Redesigning the philips.com e-commerce platform
As part of a team at Code d'Azur, I worked on the redesign of the philips.com e-commerce platform. The goal was to modernise the shopping experience across product categories and markets, and to build a scalable design system that could support Philips' global digital presence going forward.
The challenge
Philips' e-commerce platform had grown organically over time, resulting in an inconsistent experience across product categories and markets. Different teams used different visual languages, making it difficult to maintain quality and consistency at scale. The challenge was to create a unified design foundation — one that was flexible enough to work across categories, markets, and touchpoints, while still feeling like a single, coherent brand experience.

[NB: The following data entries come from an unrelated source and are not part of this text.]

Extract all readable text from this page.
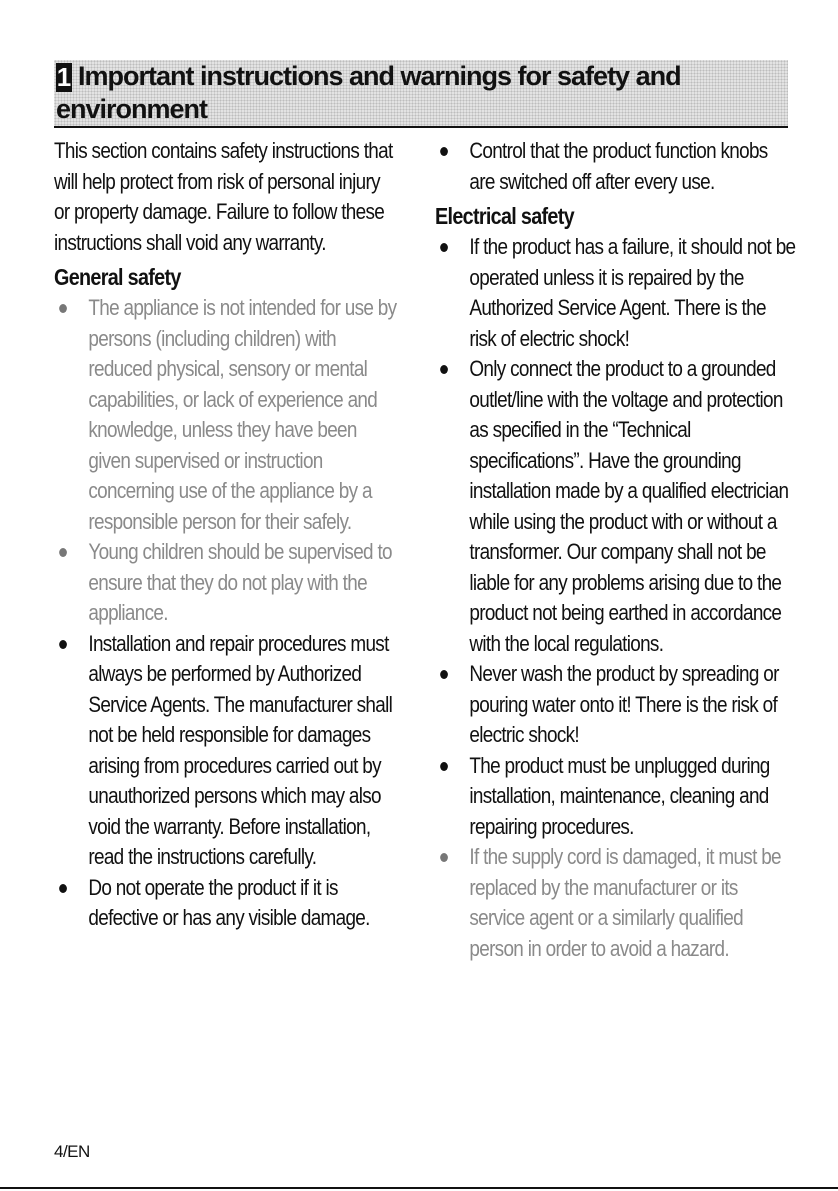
1 Important instructions and warnings for safety and
environment

This section contains safety instructions that will help protect from risk of personal injury or property damage. Failure to follow these instructions shall void any warranty.

General safety
The appliance is not intended for use by persons (including children) with reduced physical, sensory or mental capabilities, or lack of experience and knowledge, unless they have been given supervised or instruction concerning use of the appliance by a responsible person for their safely.
Young children should be supervised to ensure that they do not play with the appliance.
Installation and repair procedures must always be performed by Authorized Service Agents. The manufacturer shall not be held responsible for damages arising from procedures carried out by unauthorized persons which may also void the warranty. Before installation, read the instructions carefully.
Do not operate the product if it is defective or has any visible damage.
Control that the product function knobs are switched off after every use.
Electrical safety
If the product has a failure, it should not be operated unless it is repaired by the Authorized Service Agent. There is the risk of electric shock!
Only connect the product to a grounded outlet/line with the voltage and protection as specified in the “Technical specifications”. Have the grounding installation made by a qualified electrician while using the product with or without a transformer. Our company shall not be liable for any problems arising due to the product not being earthed in accordance with the local regulations.
Never wash the product by spreading or pouring water onto it! There is the risk of electric shock!
The product must be unplugged during installation, maintenance, cleaning and repairing procedures.
If the supply cord is damaged, it must be replaced by the manufacturer or its service agent or a similarly qualified person in order to avoid a hazard.
4/EN
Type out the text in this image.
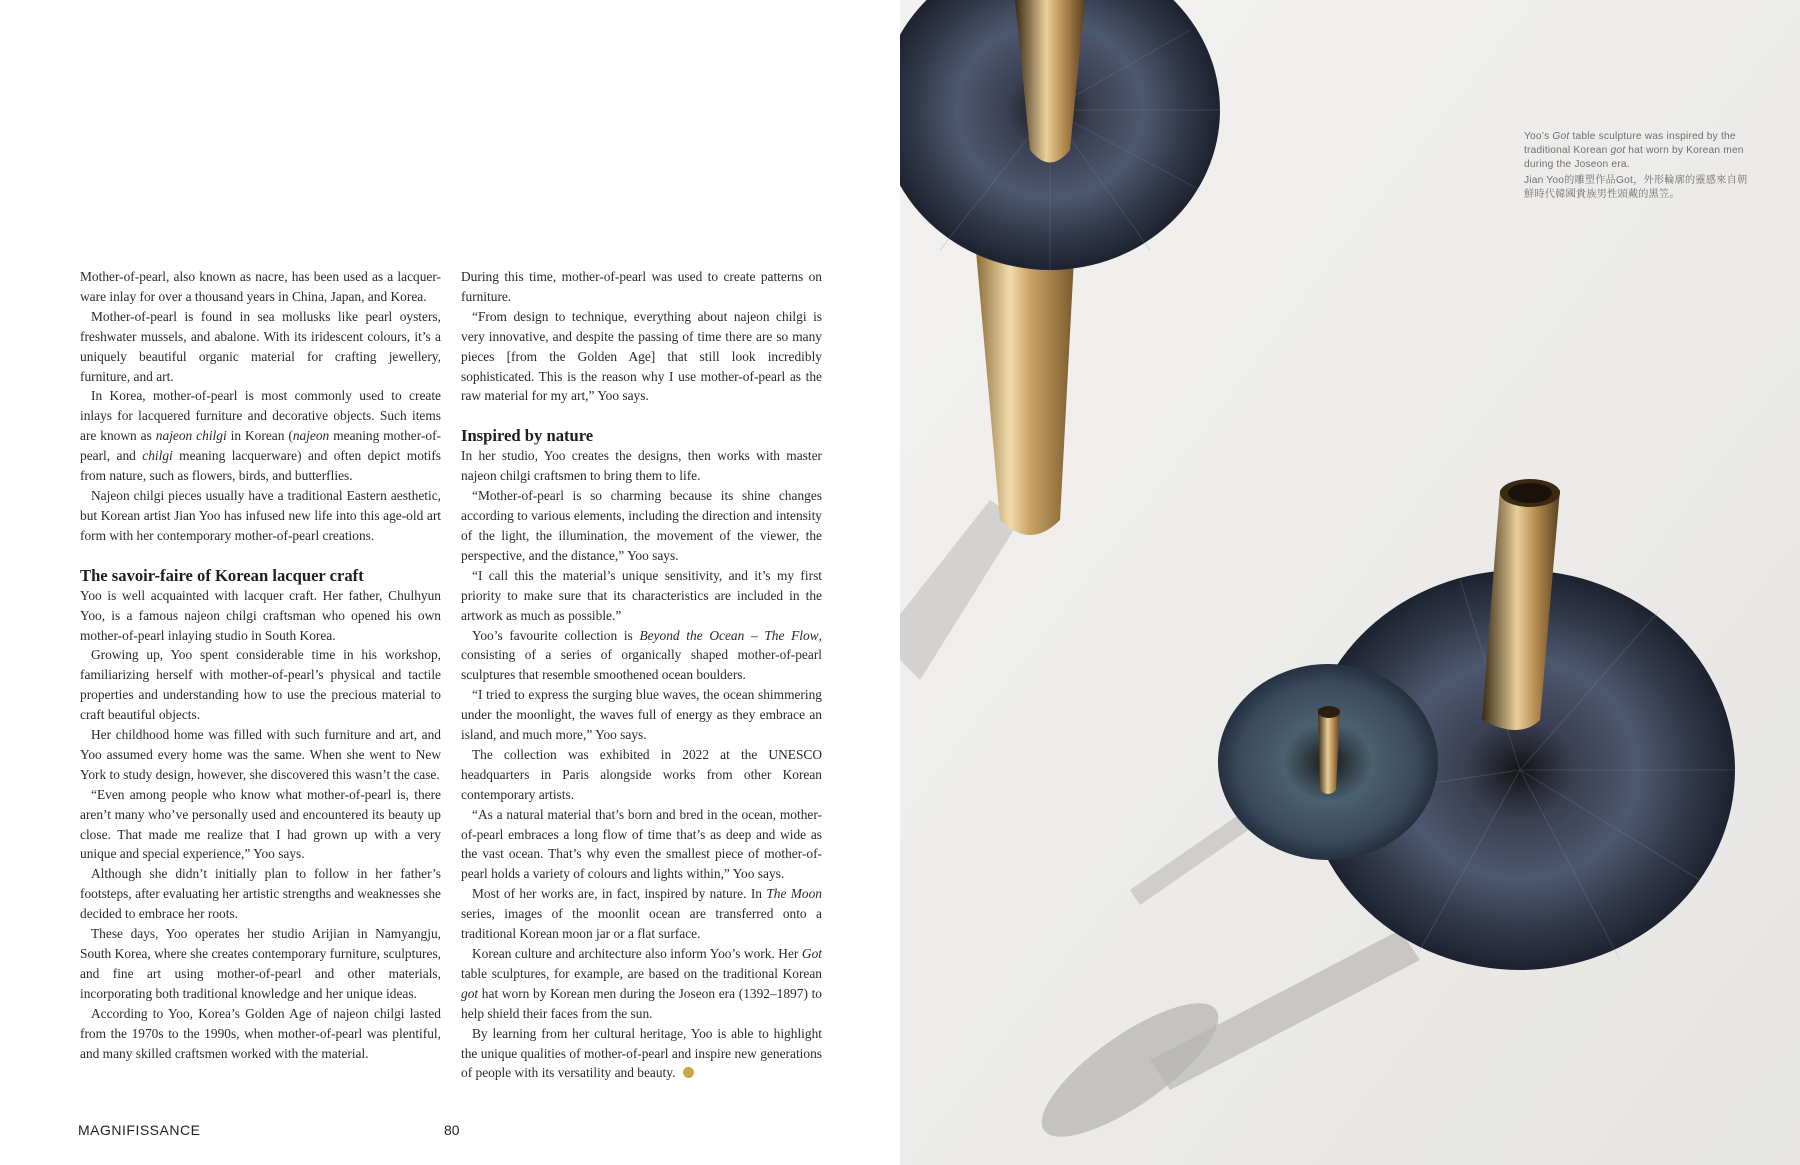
Mother-of-pearl, also known as nacre, has been used as a lacquer-ware inlay for over a thousand years in China, Japan, and Korea.

Mother-of-pearl is found in sea mollusks like pearl oysters, freshwater mussels, and abalone. With its iridescent colours, it’s a uniquely beautiful organic material for crafting jewellery, furniture, and art.

In Korea, mother-of-pearl is most commonly used to create inlays for lacquered furniture and decorative objects. Such items are known as najeon chilgi in Korean (najeon meaning mother-of-pearl, and chilgi meaning lacquerware) and often depict motifs from nature, such as flowers, birds, and butterflies.

Najeon chilgi pieces usually have a traditional Eastern aesthetic, but Korean artist Jian Yoo has infused new life into this age-old art form with her contemporary mother-of-pearl creations.

The savoir-faire of Korean lacquer craft

Yoo is well acquainted with lacquer craft. Her father, Chulhyun Yoo, is a famous najeon chilgi craftsman who opened his own mother-of-pearl inlaying studio in South Korea.

Growing up, Yoo spent considerable time in his workshop, familiarizing herself with mother-of-pearl’s physical and tactile properties and understanding how to use the precious material to craft beautiful objects.

Her childhood home was filled with such furniture and art, and Yoo assumed every home was the same. When she went to New York to study design, however, she discovered this wasn’t the case.

“Even among people who know what mother-of-pearl is, there aren’t many who’ve personally used and encountered its beauty up close. That made me realize that I had grown up with a very unique and special experience,” Yoo says.

Although she didn’t initially plan to follow in her father’s footsteps, after evaluating her artistic strengths and weaknesses she decided to embrace her roots.

These days, Yoo operates her studio Arijian in Namyangju, South Korea, where she creates contemporary furniture, sculptures, and fine art using mother-of-pearl and other materials, incorporating both traditional knowledge and her unique ideas.

According to Yoo, Korea’s Golden Age of najeon chilgi lasted from the 1970s to the 1990s, when mother-of-pearl was plentiful, and many skilled craftsmen worked with the material.

During this time, mother-of-pearl was used to create patterns on furniture.

“From design to technique, everything about najeon chilgi is very innovative, and despite the passing of time there are so many pieces [from the Golden Age] that still look incredibly sophisticated. This is the reason why I use mother-of-pearl as the raw material for my art,” Yoo says.

Inspired by nature

In her studio, Yoo creates the designs, then works with master najeon chilgi craftsmen to bring them to life.

“Mother-of-pearl is so charming because its shine changes according to various elements, including the direction and intensity of the light, the illumination, the movement of the viewer, the perspective, and the distance,” Yoo says.

“I call this the material’s unique sensitivity, and it’s my first priority to make sure that its characteristics are included in the artwork as much as possible.”

Yoo’s favourite collection is Beyond the Ocean – The Flow, consisting of a series of organically shaped mother-of-pearl sculptures that resemble smoothened ocean boulders.

“I tried to express the surging blue waves, the ocean shimmering under the moonlight, the waves full of energy as they embrace an island, and much more,” Yoo says.

The collection was exhibited in 2022 at the UNESCO headquarters in Paris alongside works from other Korean contemporary artists.

“As a natural material that’s born and bred in the ocean, mother-of-pearl embraces a long flow of time that’s as deep and wide as the vast ocean. That’s why even the smallest piece of mother-of-pearl holds a variety of colours and lights within,” Yoo says.

Most of her works are, in fact, inspired by nature. In The Moon series, images of the moonlit ocean are transferred onto a traditional Korean moon jar or a flat surface.

Korean culture and architecture also inform Yoo’s work. Her Got table sculptures, for example, are based on the traditional Korean got hat worn by Korean men during the Joseon era (1392–1897) to help shield their faces from the sun.

By learning from her cultural heritage, Yoo is able to highlight the unique qualities of mother-of-pearl and inspire new generations of people with its versatility and beauty.

MAGNIFISSANCE	80
Yoo’s Got table sculpture was inspired by the traditional Korean got hat worn by Korean men during the Joseon era.
Jian Yoo的雕塑作品Got，外形輪廓的靈感來自朝鮮時代韓國貴族男性頭戴的黑笠。
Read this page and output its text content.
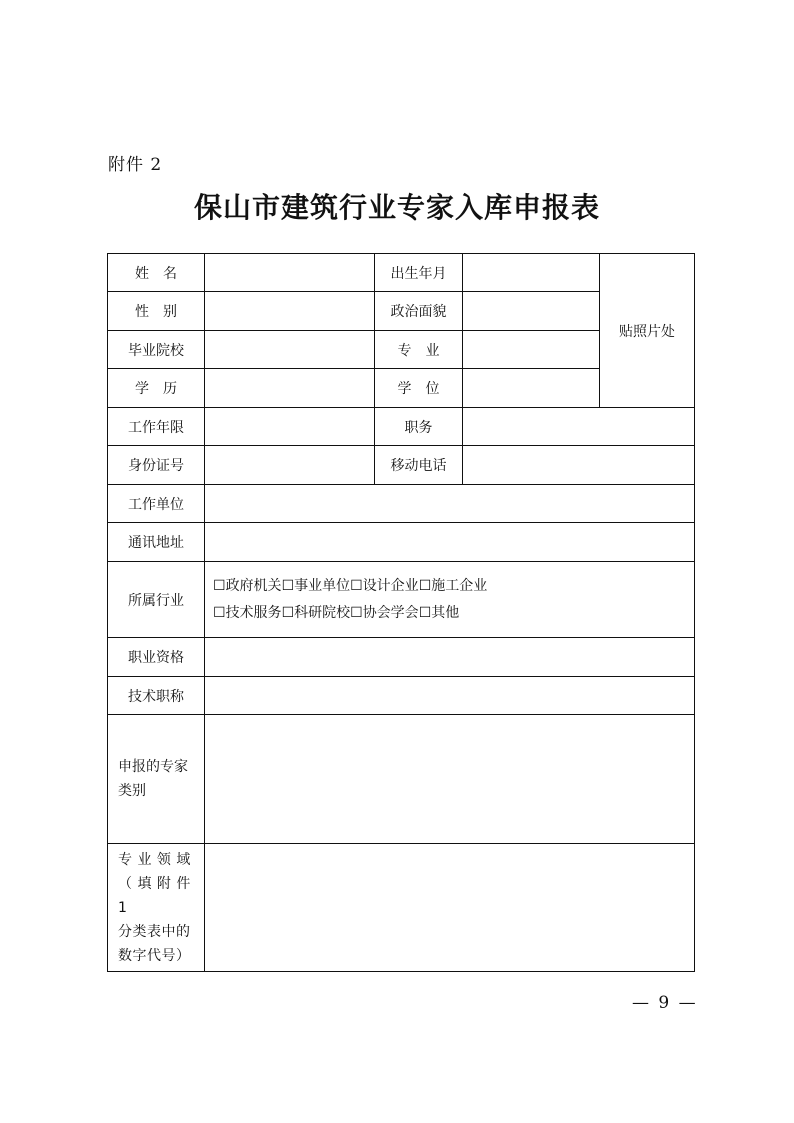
附件 2
保山市建筑行业专家入库申报表
姓　名		出生年月		贴照片处
性　别		政治面貌		
毕业院校		专　业		
学　历		学　位		
工作年限		职务		
身份证号		移动电话		
工作单位				
通讯地址				
所属行业	☐政府机关☐事业单位☐设计企业☐施工企业
☐技术服务☐科研院校☐协会学会☐其他			

职业资格				
技术职称				

申报的专家
类别				

专 业 领 域
（ 填 附 件 1
分类表中的
数字代号）				

— 9 —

Building a colour system rooted in the Philips brand
Colour is one of the most immediate expressions of the Philips brand. The challenge was to create a system that was both flexible and consistent — one that could work across a wide range of product categories, from personal care to home appliances, while still feeling distinctly Philips.
We started by auditing the existing colour usage across the platform and identifying where inconsistencies were causing problems. From there, we built a structured colour system with a clear hierarchy: a core palette rooted in the Philips brand, combined with a set of functional and category-specific colour roles. The result was a colour language that teams could apply confidently, knowing it would always feel on-brand.
Designing for the full customer journey
A purchase on philips.com isn't a single moment — it's a journey that spans discovery, consideration, purchase, and beyond. Each step has its own context, needs, and expectations. Designing well for this journey meant thinking beyond individual pages and instead focusing on how the experience flowed from one touchpoint to the next.
We mapped out the key stages of the customer journey and identified the design patterns that needed to be consistent across them. This gave us a clear framework for how components should behave at each stage, and how the visual language could adapt to support different types of content — from rich storytelling on category pages to precise, functional detail on product pages.
Flagship product detail page
One of the page types we designed was the flagship product detail page, created for Philips' most important products within a category. These pages were designed to do more than present specifications. Their role was to drive consideration and purchase by combining product benefits, rich storytelling, feature highlights, comparison cues, and trust-building content into one clear experience.
This made the page work not just as a standard PDP, but as a more persuasive commercial landing experience for premium or high-priority products. It helped position the product more strongly, while giving users the depth of information they needed before making a purchase decision.
Post-purchase product page
We also designed a post-purchase product page that adapted to customers after they had already bought a product. For example, when someone logged into their Philips account six months after purchasing a shaver, they would no longer see the same pre-purchase product story. Instead, the page would shift to a more relevant ownership experience.
At that stage, the page could surface replacement parts, new shaving heads, accessories, care instructions, or other support content related to the product they already owned. This helped turn the product page into a more dynamic and personalised touchpoint, supporting customers throughout ownership rather than ending the journey at checkout.
Outcome
The redesigned philips.com platform gave Philips a scalable, coherent design foundation for their global e-commerce presence. A structured design system — covering colour, typography, components, and layout — meant that teams across markets could build consistent, high-quality experiences without starting from scratch each time.
The work touched every major touchpoint in the customer journey: from category landing pages and search results, through the product detail page, to post-purchase support. The result was a platform that felt unified and purposeful — one that reflected the quality and ambition of the Philips brand at every step.